ASYN is not ready for parallel callback processing (and overflows callback queue)

epics-modules / asyn

EPICS module for driver and device support

http://epics-modules.github.io/asyn/

Other

37 stars 75 forks source link

ASYN is not ready for parallel callback processing (and overflows callback queue) #170

Open ralphlange opened 1 year ago

ralphlange commented 1 year ago

ASYN implements an internal FIFO queue between the driver and the device support to help the IOC database cope with bursts of values coming in. The default size is 10 and configurable per record instance ("asyn:FIFO").

The current implementation requests record processing when a new value is pushed into the FIFO queue. To cover the worst case (IOC being really busy), this needs room in the EPICS callback queue for _FIFO_queue_size * no_of_ASYNrecords requests. (10 times the number of ASYN records for the default FIFO size.)

At ITER, we have been forced to set IOCs to callback queue sizes >200k because of this somewhat unpredictable behavior.

An implementation that requests record processing if the FIFO queue is not empty after a value has been pulled from it would only need room in the EPICS callback queue for _no_of_ASYNrecords requests. (Number of ASYN records independent from queue sizes.)

This would lead to a much more predictable behavior on IOCs with many ASYN records.

ralphlange commented 4 months ago

Things are actually worse: This means that ASYN is not ready for callback parallelization.

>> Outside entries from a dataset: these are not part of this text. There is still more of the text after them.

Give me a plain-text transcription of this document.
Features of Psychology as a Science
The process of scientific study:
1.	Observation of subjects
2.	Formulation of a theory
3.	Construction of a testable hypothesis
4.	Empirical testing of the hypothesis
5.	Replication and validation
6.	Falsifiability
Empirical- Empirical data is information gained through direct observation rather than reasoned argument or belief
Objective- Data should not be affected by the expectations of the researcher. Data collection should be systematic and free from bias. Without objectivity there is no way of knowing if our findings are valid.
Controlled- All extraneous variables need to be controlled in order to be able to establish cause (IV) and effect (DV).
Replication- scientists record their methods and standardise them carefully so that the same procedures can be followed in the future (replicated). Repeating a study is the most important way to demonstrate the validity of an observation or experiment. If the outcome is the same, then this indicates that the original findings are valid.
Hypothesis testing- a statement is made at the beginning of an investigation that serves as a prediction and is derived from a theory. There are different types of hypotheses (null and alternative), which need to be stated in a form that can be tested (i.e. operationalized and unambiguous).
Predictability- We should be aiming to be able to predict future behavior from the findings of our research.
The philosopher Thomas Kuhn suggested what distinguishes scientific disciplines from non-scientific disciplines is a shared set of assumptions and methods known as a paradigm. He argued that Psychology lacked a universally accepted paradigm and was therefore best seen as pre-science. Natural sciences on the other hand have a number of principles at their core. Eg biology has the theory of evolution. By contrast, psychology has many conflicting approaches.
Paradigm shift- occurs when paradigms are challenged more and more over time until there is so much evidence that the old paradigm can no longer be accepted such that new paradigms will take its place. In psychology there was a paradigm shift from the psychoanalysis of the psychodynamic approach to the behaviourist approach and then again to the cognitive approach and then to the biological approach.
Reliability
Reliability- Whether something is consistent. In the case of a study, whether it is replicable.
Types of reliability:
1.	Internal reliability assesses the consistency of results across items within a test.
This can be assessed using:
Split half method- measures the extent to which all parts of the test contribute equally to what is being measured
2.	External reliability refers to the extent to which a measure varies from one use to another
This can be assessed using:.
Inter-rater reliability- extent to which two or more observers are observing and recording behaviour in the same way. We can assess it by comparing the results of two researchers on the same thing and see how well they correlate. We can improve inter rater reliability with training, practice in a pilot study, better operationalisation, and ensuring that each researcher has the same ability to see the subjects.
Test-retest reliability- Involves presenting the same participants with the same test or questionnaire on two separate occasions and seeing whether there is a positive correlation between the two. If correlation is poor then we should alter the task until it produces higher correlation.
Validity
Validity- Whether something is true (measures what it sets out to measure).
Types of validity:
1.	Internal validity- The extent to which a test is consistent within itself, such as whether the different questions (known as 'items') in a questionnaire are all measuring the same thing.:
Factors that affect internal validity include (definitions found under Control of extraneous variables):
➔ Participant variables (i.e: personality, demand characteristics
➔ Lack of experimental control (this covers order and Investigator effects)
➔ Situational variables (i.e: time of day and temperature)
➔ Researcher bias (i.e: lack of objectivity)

With the same record multiple times in the callback queue, multiple threads can (and will) start processing the same record, locking each other out through the EPICS lockset mechanism, thus degrading the overall performance.

There might also be some locking issues lurking in ASYN’s Parameter library... At ITER we have seen ASYN port driver performance going noticeably down when parallel callback threads are enabled.

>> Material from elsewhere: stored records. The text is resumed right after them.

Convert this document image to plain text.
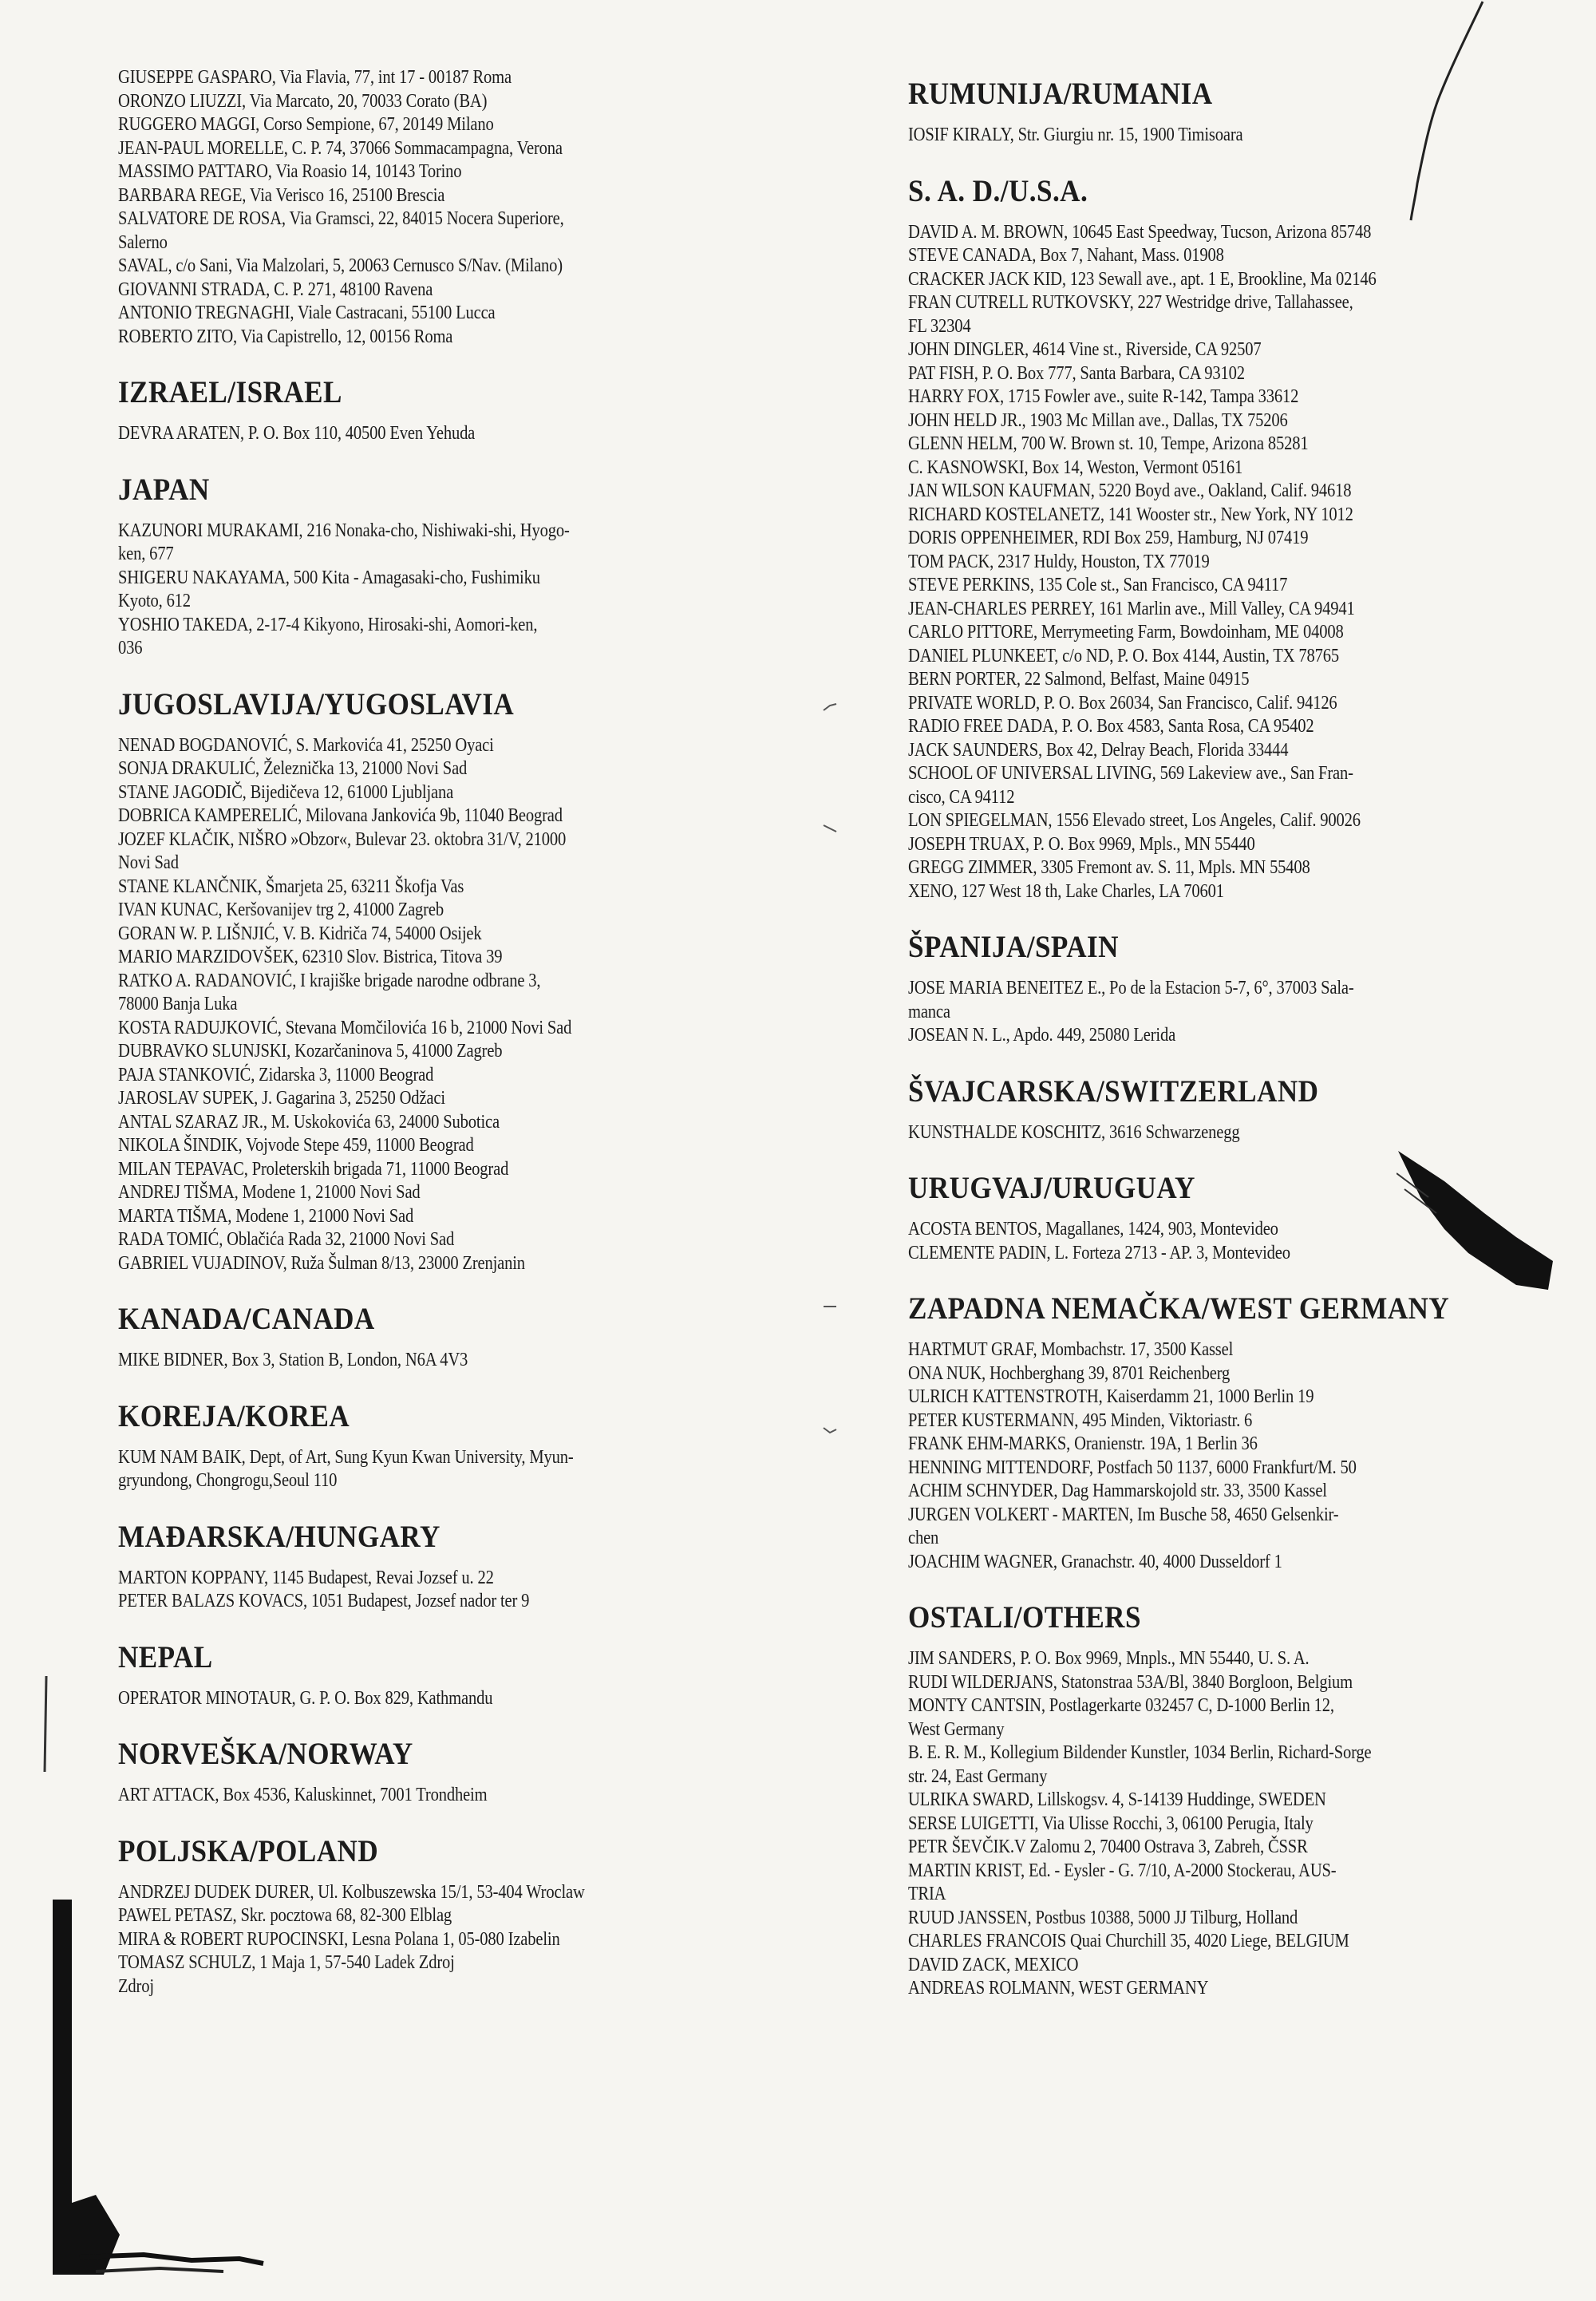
GIUSEPPE GASPARO, Via Flavia, 77, int 17 - 00187 Roma

ORONZO LIUZZI, Via Marcato, 20, 70033 Corato (BA)

RUGGERO MAGGI, Corso Sempione, 67, 20149 Milano

JEAN-PAUL MORELLE, C. P. 74, 37066 Sommacampagna, Verona

MASSIMO PATTARO, Via Roasio 14, 10143 Torino

BARBARA REGE, Via Verisco 16, 25100 Brescia

SALVATORE DE ROSA, Via Gramsci, 22, 84015 Nocera Superiore,

Salerno

SAVAL, c/o Sani, Via Malzolari, 5, 20063 Cernusco S/Nav. (Milano)

GIOVANNI STRADA, C. P. 271, 48100 Ravena

ANTONIO TREGNAGHI, Viale Castracani, 55100 Lucca

ROBERTO ZITO, Via Capistrello, 12, 00156 Roma

IZRAEL/ISRAEL

DEVRA ARATEN, P. O. Box 110, 40500 Even Yehuda

JAPAN

KAZUNORI MURAKAMI, 216 Nonaka-cho, Nishiwaki-shi, Hyogo-

ken, 677

SHIGERU NAKAYAMA, 500 Kita - Amagasaki-cho, Fushimiku

Kyoto, 612

YOSHIO TAKEDA, 2-17-4 Kikyono, Hirosaki-shi, Aomori-ken,

036

JUGOSLAVIJA/YUGOSLAVIA

NENAD BOGDANOVIĆ, S. Markovića 41, 25250 Oyaci

SONJA DRAKULIĆ, Železnička 13, 21000 Novi Sad

STANE JAGODIČ, Bijedičeva 12, 61000 Ljubljana

DOBRICA KAMPERELIĆ, Milovana Jankovića 9b, 11040 Beograd

JOZEF KLAČIK, NIŠRO »Obzor«, Bulevar 23. oktobra 31/V, 21000

Novi Sad

STANE KLANČNIK, Šmarjeta 25, 63211 Škofja Vas

IVAN KUNAC, Keršovanijev trg 2, 41000 Zagreb

GORAN W. P. LIŠNJIĆ, V. B. Kidriča 74, 54000 Osijek

MARIO MARZIDOVŠEK, 62310 Slov. Bistrica, Titova 39

RATKO A. RADANOVIĆ, I krajiške brigade narodne odbrane 3,

78000 Banja Luka

KOSTA RADUJKOVIĆ, Stevana Momčilovića 16 b, 21000 Novi Sad

DUBRAVKO SLUNJSKI, Kozarčaninova 5, 41000 Zagreb

PAJA STANKOVIĆ, Zidarska 3, 11000 Beograd

JAROSLAV SUPEK, J. Gagarina 3, 25250 Odžaci

ANTAL SZARAZ JR., M. Uskokovića 63, 24000 Subotica

NIKOLA ŠINDIK, Vojvode Stepe 459, 11000 Beograd

MILAN TEPAVAC, Proleterskih brigada 71, 11000 Beograd

ANDREJ TIŠMA, Modene 1, 21000 Novi Sad

MARTA TIŠMA, Modene 1, 21000 Novi Sad

RADA TOMIĆ, Oblačića Rada 32, 21000 Novi Sad

GABRIEL VUJADINOV, Ruža Šulman 8/13, 23000 Zrenjanin

KANADA/CANADA

MIKE BIDNER, Box 3, Station B, London, N6A 4V3

KOREJA/KOREA

KUM NAM BAIK, Dept, of Art, Sung Kyun Kwan University, Myun-

gryundong, Chongrogu,Seoul 110

MAĐARSKA/HUNGARY

MARTON KOPPANY, 1145 Budapest, Revai Jozsef u. 22

PETER BALAZS KOVACS, 1051 Budapest, Jozsef nador ter 9

NEPAL

OPERATOR MINOTAUR, G. P. O. Box 829, Kathmandu

NORVEŠKA/NORWAY

ART ATTACK, Box 4536, Kaluskinnet, 7001 Trondheim

POLJSKA/POLAND

ANDRZEJ DUDEK DURER, Ul. Kolbuszewska 15/1, 53-404 Wroclaw

PAWEL PETASZ, Skr. pocztowa 68, 82-300 Elblag

MIRA & ROBERT RUPOCINSKI, Lesna Polana 1, 05-080 Izabelin

TOMASZ SCHULZ, 1 Maja 1, 57-540 Ladek Zdroj

Zdroj

RUMUNIJA/RUMANIA

IOSIF KIRALY, Str. Giurgiu nr. 15, 1900 Timisoara

S. A. D./U.S.A.

DAVID A. M. BROWN, 10645 East Speedway, Tucson, Arizona 85748

STEVE CANADA, Box 7, Nahant, Mass. 01908

CRACKER JACK KID, 123 Sewall ave., apt. 1 E, Brookline, Ma 02146

FRAN CUTRELL RUTKOVSKY, 227 Westridge drive, Tallahassee,

FL 32304

JOHN DINGLER, 4614 Vine st., Riverside, CA 92507

PAT FISH, P. O. Box 777, Santa Barbara, CA 93102

HARRY FOX, 1715 Fowler ave., suite R-142, Tampa 33612

JOHN HELD JR., 1903 Mc Millan ave., Dallas, TX 75206

GLENN HELM, 700 W. Brown st. 10, Tempe, Arizona 85281

C. KASNOWSKI, Box 14, Weston, Vermont 05161

JAN WILSON KAUFMAN, 5220 Boyd ave., Oakland, Calif. 94618

RICHARD KOSTELANETZ, 141 Wooster str., New York, NY 1012

DORIS OPPENHEIMER, RDI Box 259, Hamburg, NJ 07419

TOM PACK, 2317 Huldy, Houston, TX 77019

STEVE PERKINS, 135 Cole st., San Francisco, CA 94117

JEAN-CHARLES PERREY, 161 Marlin ave., Mill Valley, CA 94941

CARLO PITTORE, Merrymeeting Farm, Bowdoinham, ME 04008

DANIEL PLUNKEET, c/o ND, P. O. Box 4144, Austin, TX 78765

BERN PORTER, 22 Salmond, Belfast, Maine 04915

PRIVATE WORLD, P. O. Box 26034, San Francisco, Calif. 94126

RADIO FREE DADA, P. O. Box 4583, Santa Rosa, CA 95402

JACK SAUNDERS, Box 42, Delray Beach, Florida 33444

SCHOOL OF UNIVERSAL LIVING, 569 Lakeview ave., San Fran-

cisco, CA 94112

LON SPIEGELMAN, 1556 Elevado street, Los Angeles, Calif. 90026

JOSEPH TRUAX, P. O. Box 9969, Mpls., MN 55440

GREGG ZIMMER, 3305 Fremont av. S. 11, Mpls. MN 55408

XENO, 127 West 18 th, Lake Charles, LA 70601

ŠPANIJA/SPAIN

JOSE MARIA BENEITEZ E., Po de la Estacion 5-7, 6°, 37003 Sala-

manca

JOSEAN N. L., Apdo. 449, 25080 Lerida

ŠVAJCARSKA/SWITZERLAND

KUNSTHALDE KOSCHITZ, 3616 Schwarzenegg

URUGVAJ/URUGUAY

ACOSTA BENTOS, Magallanes, 1424, 903, Montevideo

CLEMENTE PADIN, L. Forteza 2713 - AP. 3, Montevideo

ZAPADNA NEMAČKA/WEST GERMANY

HARTMUT GRAF, Mombachstr. 17, 3500 Kassel

ONA NUK, Hochberghang 39, 8701 Reichenberg

ULRICH KATTENSTROTH, Kaiserdamm 21, 1000 Berlin 19

PETER KUSTERMANN, 495 Minden, Viktoriastr. 6

FRANK EHM-MARKS, Oranienstr. 19A, 1 Berlin 36

HENNING MITTENDORF, Postfach 50 1137, 6000 Frankfurt/M. 50

ACHIM SCHNYDER, Dag Hammarskojold str. 33, 3500 Kassel

JURGEN VOLKERT - MARTEN, Im Busche 58, 4650 Gelsenkir-

chen

JOACHIM WAGNER, Granachstr. 40, 4000 Dusseldorf 1

OSTALI/OTHERS

JIM SANDERS, P. O. Box 9969, Mnpls., MN 55440, U. S. A.

RUDI WILDERJANS, Statonstraa 53A/Bl, 3840 Borgloon, Belgium

MONTY CANTSIN, Postlagerkarte 032457 C, D-1000 Berlin 12,

West Germany

B. E. R. M., Kollegium Bildender Kunstler, 1034 Berlin, Richard-Sorge

str. 24, East Germany

ULRIKA SWARD, Lillskogsv. 4, S-14139 Huddinge, SWEDEN

SERSE LUIGETTI, Via Ulisse Rocchi, 3, 06100 Perugia, Italy

PETR ŠEVČIK.V Zalomu 2, 70400 Ostrava 3, Zabreh, ČSSR

MARTIN KRIST, Ed. - Eysler - G. 7/10, A-2000 Stockerau, AUS-

TRIA

RUUD JANSSEN, Postbus 10388, 5000 JJ Tilburg, Holland

CHARLES FRANCOIS Quai Churchill 35, 4020 Liege, BELGIUM

DAVID ZACK, MEXICO

ANDREAS ROLMANN, WEST GERMANY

exzombie commented 3 months ago

Discussion @ Codeathon 2024: to make things work with callback parallelization, the asyn internal queue should submit only one callback at a time to the EPICS queue, waiting for its completion before submitting the next one. This avoids flooding the threads with callbacks that lock the same record.

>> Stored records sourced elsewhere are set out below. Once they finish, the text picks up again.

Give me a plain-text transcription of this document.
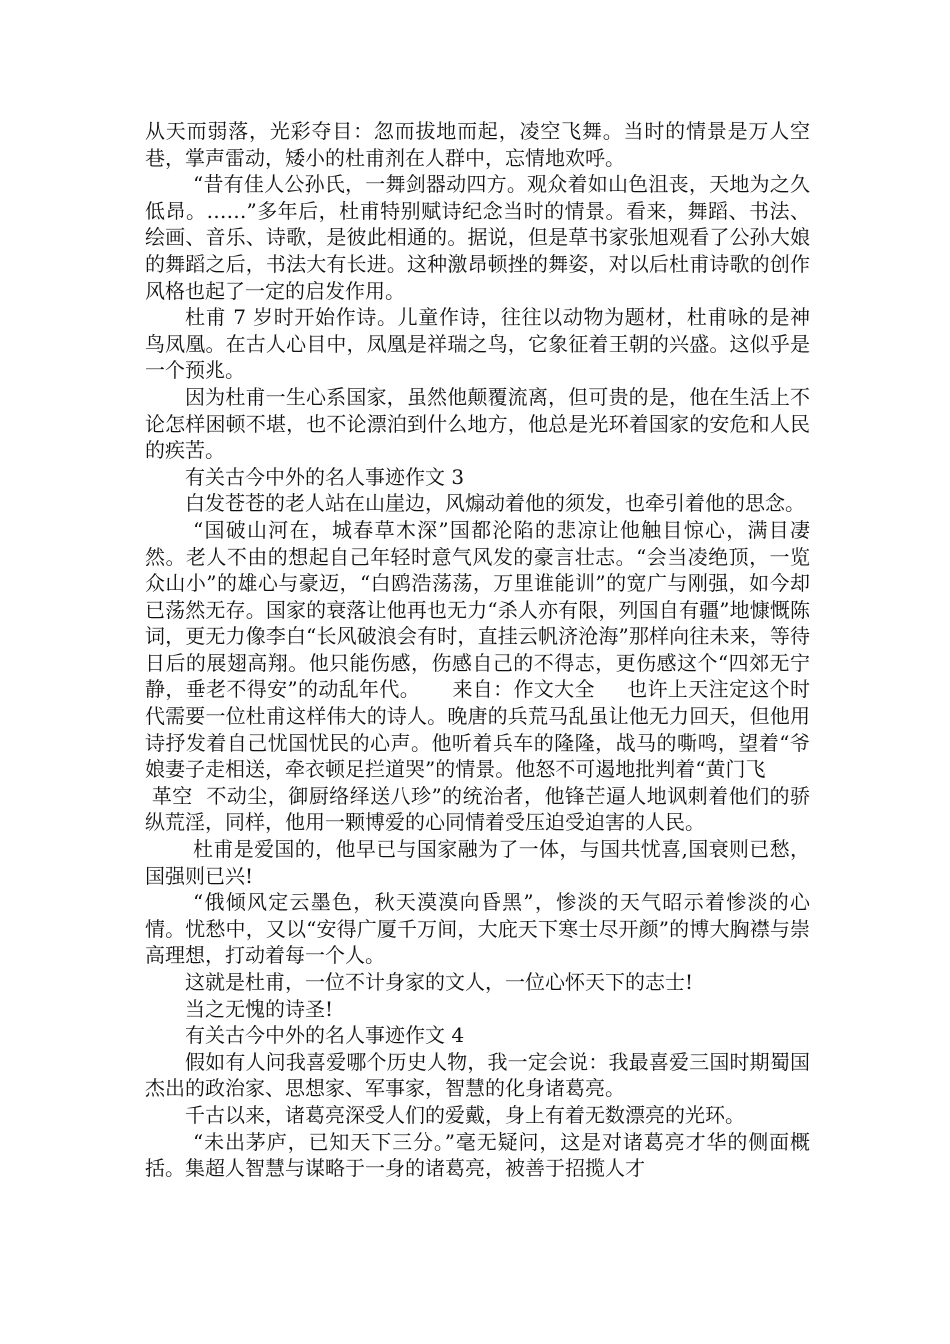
从天而弱落，光彩夺目：忽而拔地而起，凌空飞舞。当时的情景是万人空巷，掌声雷动，矮小的杜甫剂在人群中，忘情地欢呼。

“昔有佳人公孙氏，一舞剑器动四方。观众着如山色沮丧，天地为之久低昂。……”多年后，杜甫特别赋诗纪念当时的情景。看来，舞蹈、书法、绘画、音乐、诗歌，是彼此相通的。据说，但是草书家张旭观看了公孙大娘的舞蹈之后，书法大有长进。这种激昂顿挫的舞姿，对以后杜甫诗歌的创作风格也起了一定的启发作用。

杜甫 7 岁时开始作诗。儿童作诗，往往以动物为题材，杜甫咏的是神鸟凤凰。在古人心目中，凤凰是祥瑞之鸟，它象征着王朝的兴盛。这似乎是一个预兆。

因为杜甫一生心系国家，虽然他颠覆流离，但可贵的是，他在生活上不论怎样困顿不堪，也不论漂泊到什么地方，他总是光环着国家的安危和人民的疾苦。

有关古今中外的名人事迹作文 3

白发苍苍的老人站在山崖边，风煽动着他的须发，也牵引着他的思念。

“国破山河在，城春草木深”国都沦陷的悲凉让他触目惊心，满目凄然。老人不由的想起自己年轻时意气风发的豪言壮志。“会当凌绝顶，一览众山小”的雄心与豪迈，“白鸥浩荡荡，万里谁能训”的宽广与刚强，如今却已荡然无存。国家的衰落让他再也无力“杀人亦有限，列国自有疆”地慷慨陈词，更无力像李白“长风破浪会有时，直挂云帆济沧海”那样向往未来，等待日后的展翅高翔。他只能伤感，伤感自己的不得志，更伤感这个“四郊无宁静，垂老不得安”的动乱年代。 来自：作文大全 也许上天注定这个时代需要一位杜甫这样伟大的诗人。晚唐的兵荒马乱虽让他无力回天，但他用诗抒发着自己忧国忧民的心声。他听着兵车的隆隆，战马的嘶鸣，望着“爷娘妻子走相送，牵衣顿足拦道哭”的情景。他怒不可遏地批判着“黄门飞

革空  不动尘，御厨络绎送八珍”的统治者，他锋芒逼人地讽刺着他们的骄纵荒淫，同样，他用一颗博爱的心同情着受压迫受迫害的人民。

杜甫是爱国的，他早已与国家融为了一体，与国共忧喜,国衰则已愁，国强则已兴!

“俄倾风定云墨色，秋天漠漠向昏黑”，惨淡的天气昭示着惨淡的心情。忧愁中，又以“安得广厦千万间，大庇天下寒士尽开颜”的博大胸襟与崇高理想，打动着每一个人。

这就是杜甫，一位不计身家的文人，一位心怀天下的志士!

当之无愧的诗圣!

有关古今中外的名人事迹作文 4

假如有人问我喜爱哪个历史人物，我一定会说：我最喜爱三国时期蜀国杰出的政治家、思想家、军事家，智慧的化身诸葛亮。

千古以来，诸葛亮深受人们的爱戴，身上有着无数漂亮的光环。

“未出茅庐，已知天下三分。”毫无疑问，这是对诸葛亮才华的侧面概括。集超人智慧与谋略于一身的诸葛亮，被善于招揽人才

ralphlange commented 3 months ago

Pointers to the mentioned C++ solution used in the OPC UA Device Support. (Just FYI, not overly useful here.)

Update and UpdateQueue are template classes for an update (timestamp plus data plus metadata) and a queue of those. https://github.com/epics-modules/opcua/tree/master/devOpcuaSup

The lower level pushes new data or events into the queue and requests processing if it was the first item (the queue was empty). https://github.com/epics-modules/opcua/blob/126fe487f4243c820aa24deb7143e03512dd93bb/devOpcuaSup/UaSdk/DataElementUaSdk.cpp#L223

After processing, the upper level (device support) requests another processing if the queue is not empty. https://github.com/epics-modules/opcua/blob/126fe487f4243c820aa24deb7143e03512dd93bb/devOpcuaSup/devOpcua.cpp#L621

exzombie commented 3 months ago

At ITER we have seen ASYN port driver performance going noticeably down when parallel callback threads are enabled.

Thinking about this some more, the discussion up to this point was about high interrupt rate which floods the queue with requests pertaining to a single record (or a few of them). However, I'm pretty sure that's not the whole story. The quoted statement refers to a different situation.[^fn] There, the interrupt rate is low (once per second in our tests), but the number of records is large. Moreover, the records are not linked anywhere, so they don't share locks. And yet, increasing the number of parallel callback threads makes things slower.

[^fn]: Unless I'm mistaken and ITER has a bunch of different drivers affected by this, but from the timing of the comment, it seems likely we have the same thing in mind.

ralphlange commented 3 months ago

IPSi.

Yes, you're right. It sounds more like a per-port lock inside ASYN that holds up things.